Making, Losing Friends Counts as Scariest Part of High School

Madison Parola, Assistant Editor

When students first hear about high school, they are usually very young, and at that age, high school seems like one of the scariest places in the world. There are stories of students turning into adults, people reaching heights of 6 feet towering in the halls and endless hallways winding into wrong turns.

While high school isn’t often glamorous, for most, it’s rarely as bad as it first seems. However, students do face obstacles, sometimes scary ones, during their high school career.

One of the biggest choices made during this time is the people students choose to hang out with. As the common saying goes, people often are who they choose as their friends.

“The worst experience I’ve had in high school so far was having to deal with fake people that wasted my sweet time,” said Paulina Olichineo, sophomore.

Many define “fake people” as those who don’t act like themselves because they feel as if they should act another way to climb up the social ladder.

Lots of people will experience the loss of friendship because their friends are changing or are growing into new people and choosing different interests, values and morals that aren’t always the same as their current friends.

In high school a topic that is often discussed would be drama. Drama, in this sense, means the telling of information in a dramatic, blown-out-of-proportion interpretation of events. Lots of girls and guys can lose friends by creating drama between them, which breeds the feeling of disloyalty and disrespectfulness.

A scary aspect of high school, then, is the loss of former friends as people change and individual priorities transform.

“I had an experience where I lost connection with one of my close friends, and it was difficult to move on and make new friends,” said Junior Sydney Blackmer.

High school students make friends because one fearful idea for many is the idea of being alone–in class, at lunch, in the hallways or at social gatherings.

During freshman year, Junior Ellie Maldonado said she wasn’t very social but had found two people to sit with at lunch.

“There was this one day in the term where [the two friends’] class had a test or something, and their teacher ended up switching the lunch they were going to take for that day, so I was left stranded without the only two people I chose to talk to at lunch. I had no idea what I was going to do for those 35 minutes of lunch,” said Maldonado.

Maldonado continued to explain that she knew she could not stay in the cafeteria “alone with 300 other people in there staring at each other.”

The pressure of being in a room like the cafeteria with a couple hundred people and sitting alone can cause a lot of stress for students.

As a result, sometimes students try to find alternative places to eat.

Maldonado finished her above story by saying, “I had my lunch in my backpack, and I decided to start walking around the school. I did about two laps around the D Wing when I knew I had to come up with some other option because I had to eat my lunch.”

Maldonado ended up going to the bathroom and sitting in a stall to eat her lunch.
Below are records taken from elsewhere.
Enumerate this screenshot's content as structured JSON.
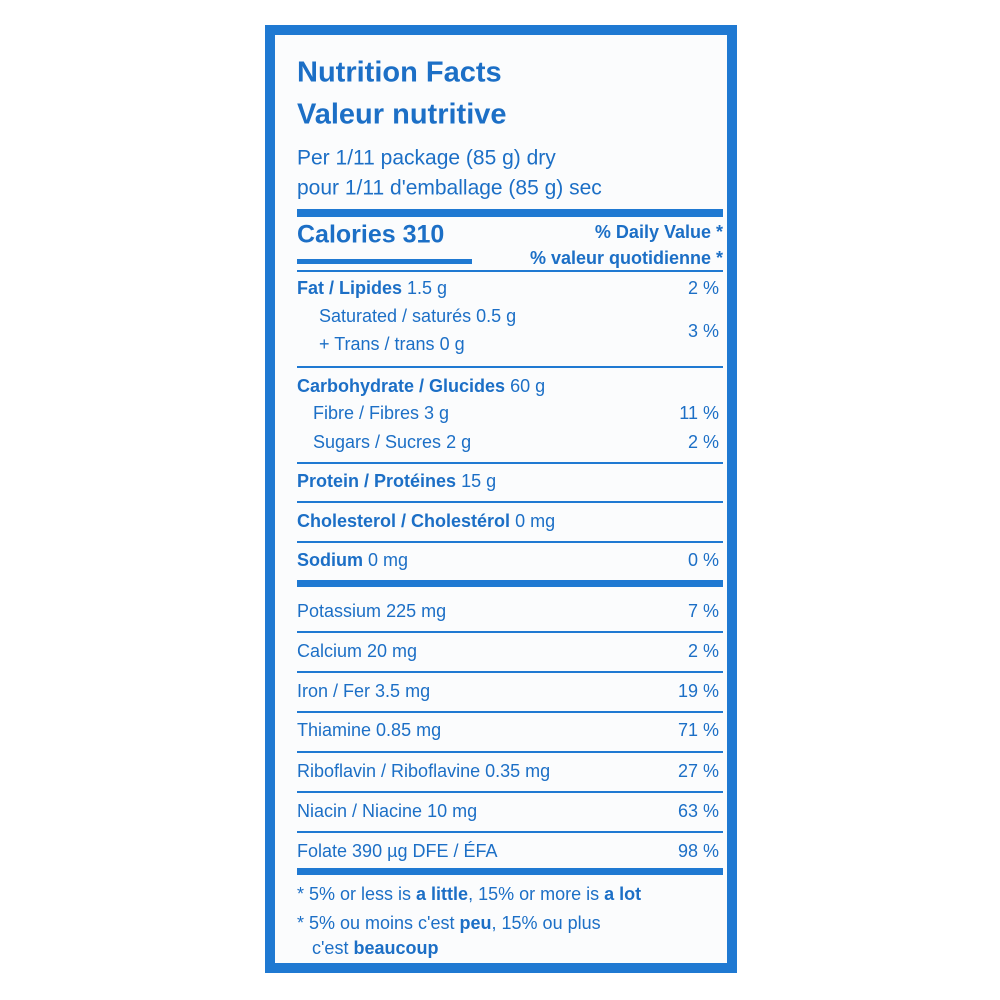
{
  "header": {
    "title": "Nutrition Facts",
    "title_fr": "Valeur nutritive",
    "serving": "Per 1/11 package (85 g) dry",
    "serving_fr": "pour 1/11 d'emballage (85 g) sec"
  },
  "calories": {
    "label": "Calories 310",
    "dv_header": "% Daily Value *",
    "dv_header_fr": "% valeur quotidienne *"
  },
  "rows": [
    {
      "name": "Fat / Lipides",
      "amount": "1.5 g",
      "dv": "2 %"
    },
    {
      "name": "Saturated / saturés",
      "amount": "0.5 g"
    },
    {
      "name": "+ Trans / trans",
      "amount": "0 g",
      "dv": "3 %"
    },
    {
      "name": "Carbohydrate / Glucides",
      "amount": "60 g"
    },
    {
      "name": "Fibre / Fibres",
      "amount": "3 g",
      "dv": "11 %"
    },
    {
      "name": "Sugars / Sucres",
      "amount": "2 g",
      "dv": "2 %"
    },
    {
      "name": "Protein / Protéines",
      "amount": "15 g"
    },
    {
      "name": "Cholesterol / Cholestérol",
      "amount": "0 mg"
    },
    {
      "name": "Sodium",
      "amount": "0 mg",
      "dv": "0 %"
    },
    {
      "name": "Potassium",
      "amount": "225 mg",
      "dv": "7 %"
    },
    {
      "name": "Calcium",
      "amount": "20 mg",
      "dv": "2 %"
    },
    {
      "name": "Iron / Fer",
      "amount": "3.5 mg",
      "dv": "19 %"
    },
    {
      "name": "Thiamine",
      "amount": "0.85 mg",
      "dv": "71 %"
    },
    {
      "name": "Riboflavin / Riboflavine",
      "amount": "0.35 mg",
      "dv": "27 %"
    },
    {
      "name": "Niacin / Niacine",
      "amount": "10 mg",
      "dv": "63 %"
    },
    {
      "name": "Folate",
      "amount": "390 µg DFE / ÉFA",
      "dv": "98 %"
    }
  ],
  "footnote": {
    "en": [
      "* 5% or less is ",
      "a little",
      ", 15% or more is ",
      "a lot"
    ],
    "fr": [
      "* 5% ou moins c'est ",
      "peu",
      ", 15% ou plus"
    ],
    "fr2": [
      "c'est ",
      "beaucoup"
    ]
  }
}
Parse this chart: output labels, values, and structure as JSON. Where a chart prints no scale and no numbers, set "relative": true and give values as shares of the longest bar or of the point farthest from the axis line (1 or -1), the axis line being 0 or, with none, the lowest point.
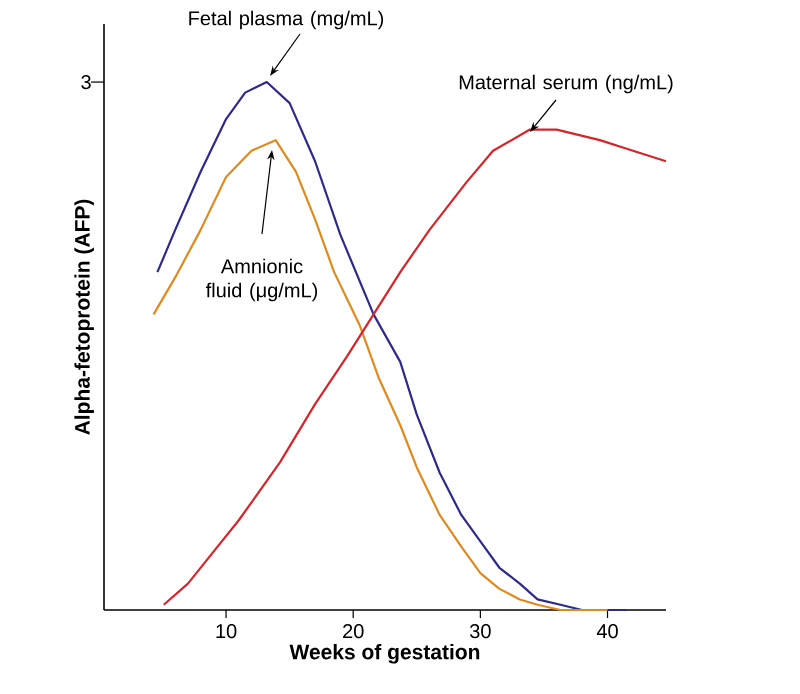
{
  "chart_data": {
    "type": "line",
    "xlabel": "Weeks of gestation",
    "ylabel": "Alpha-fetoprotein (AFP)",
    "relative": true,
    "xlim": [
      0.4,
      44.6
    ],
    "xticks": [
      10,
      20,
      30,
      40
    ],
    "marker": "none",
    "line_style": "solid",
    "annotations": [
      "3"
    ],
    "series": [
      {
        "name": "Fetal plasma (mg/mL)",
        "color": "#2e2a8c",
        "x": [
          4.6,
          6,
          8,
          10,
          11.5,
          13.2,
          15,
          17,
          19,
          21.6,
          23.7,
          25,
          26.8,
          28.5,
          30,
          31.5,
          33.1,
          34.5,
          36.3,
          38,
          41.5
        ],
        "values": [
          0.64,
          0.72,
          0.83,
          0.93,
          0.98,
          1,
          0.96,
          0.85,
          0.71,
          0.56,
          0.47,
          0.37,
          0.26,
          0.18,
          0.13,
          0.08,
          0.05,
          0.02,
          0.01,
          0,
          0
        ]
      },
      {
        "name": "Amnionic fluid (μg/mL)",
        "color": "#e08a1e",
        "x": [
          4.3,
          6,
          8,
          10,
          12,
          13.9,
          15.5,
          17,
          18.5,
          20.5,
          22,
          23.7,
          25,
          26.8,
          28.5,
          30,
          31.5,
          33.1,
          34.5,
          36.3,
          40
        ],
        "values": [
          0.56,
          0.63,
          0.72,
          0.82,
          0.87,
          0.89,
          0.83,
          0.74,
          0.64,
          0.54,
          0.44,
          0.35,
          0.27,
          0.18,
          0.12,
          0.07,
          0.04,
          0.02,
          0.01,
          0,
          0
        ]
      },
      {
        "name": "Maternal serum (ng/mL)",
        "color": "#d8232a",
        "x": [
          5.1,
          7,
          9,
          11,
          14.25,
          17,
          19.5,
          21.6,
          23.7,
          26,
          28.9,
          31,
          33.9,
          36,
          39.4,
          42,
          44.6
        ],
        "values": [
          0.01,
          0.05,
          0.11,
          0.17,
          0.28,
          0.39,
          0.48,
          0.56,
          0.64,
          0.72,
          0.81,
          0.87,
          0.91,
          0.91,
          0.89,
          0.87,
          0.85
        ]
      }
    ]
  }
}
“I put my bag on my lap because I knew security guards came in to check every once in a while, and I was terrified to get approached by one of them. I sat down, took my lunch out and never knew it would come to this, but I ate my lunch in the bathroom stall because I was too anti-social to make any new friends and too scared to sit by myself,” said Maldonado.

Making friends can be a difficult task for many in high school and might lead to some devastation, but going outside of a person’s comfort zone and talking to a student about anything that is of a common interest can be beneficial in the end.

Said Blackmer, “[These difficulties with my friends] have actually helped me find some very special people that are in my lives now.”